OPINIÓN

Israel de la Rosa: «Navaja y botellón»

Israel de la Rosa: "Navaja y botellón"

Ser padre es una bendita cruz, un oficio de enmarañadas entrañas, un calvario perpetuo y luminoso. Más allá de comer huevos —decepcionante promesa—, el progenitor sólo alcanza a merendar, asiduamente, codornices de escayola. La tierna y dulce infancia —la del hijo, porque la propia es un mito, un cuento chino, una bruma lejana y grisácea— es muy breve, apenas un lustro, y si a este lustro le extirpamos las noches en vela, las infecciones de oído, los vómitos en el cuello de la camisa y los llantos desgarrados, se nos queda la vaina en cuatro felices días y una forzada y espantosa fotografía de recién nacido.

Pero los niños crecen, arrastrados por el tenebroso calendario, y entonces la cosa mejora. Ni siquiera es sarcasmo, pues el diccionario no recoge los superlativos del terror: el niño muta en adolescente. La inquietud inicial del padre, la de los primeros e inocentes años de la criatura, el continuado temor a que se atragante con un pepinillo, se convierte ahora en un chiste. Se pasa, en un incomprensible abrir y cerrar de ojos, de la natural intranquilidad al más nocturno y pavoroso de los horrores: del pepinillo al botellón, y del botellón al navajazo.
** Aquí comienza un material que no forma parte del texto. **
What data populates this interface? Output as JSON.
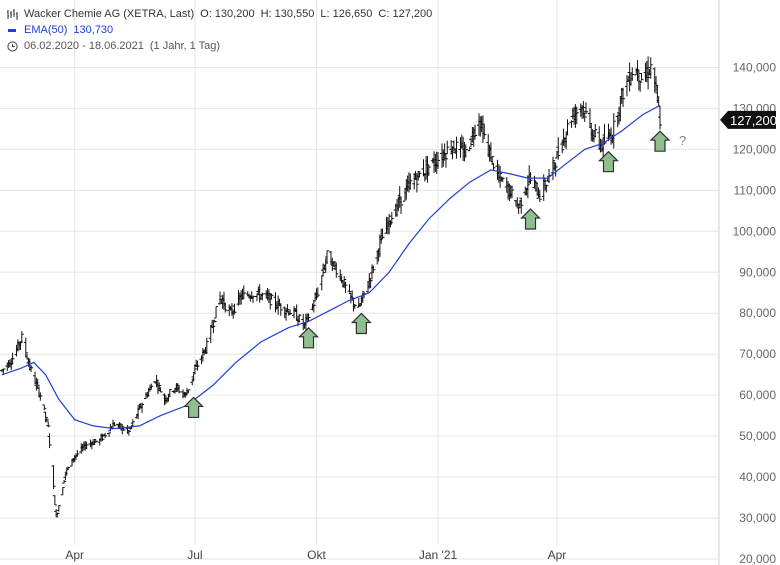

Qué difícil es educar a un hijo, y qué extraordinaria e imposible hazaña la de prevenir los riesgos de la adolescencia, esa etapa vertiginosa, colorida y apasionante, sembrada de minas, en que el ogro necesita desfogar la ansiedad que le hierve colérica en las venas y que todavía no comprende, un periodo resbaladizo en que cualquier fulano oportunista y alevoso se erige en atractivo tutor y acaba suplantando la amorosa y trémula figura del progenitor, tanto en las calles como en los pulcros gabinetes: «No sea únicamente su padre, sea también su amigo». Váyase usted al mismísimo carajo. Convendría admitir que bautizar a los niños con nombres de héroes poligoneros y a las niñas con toda suerte de nombres vascos no ayuda en absoluto a protegerlos de la futura tragedia.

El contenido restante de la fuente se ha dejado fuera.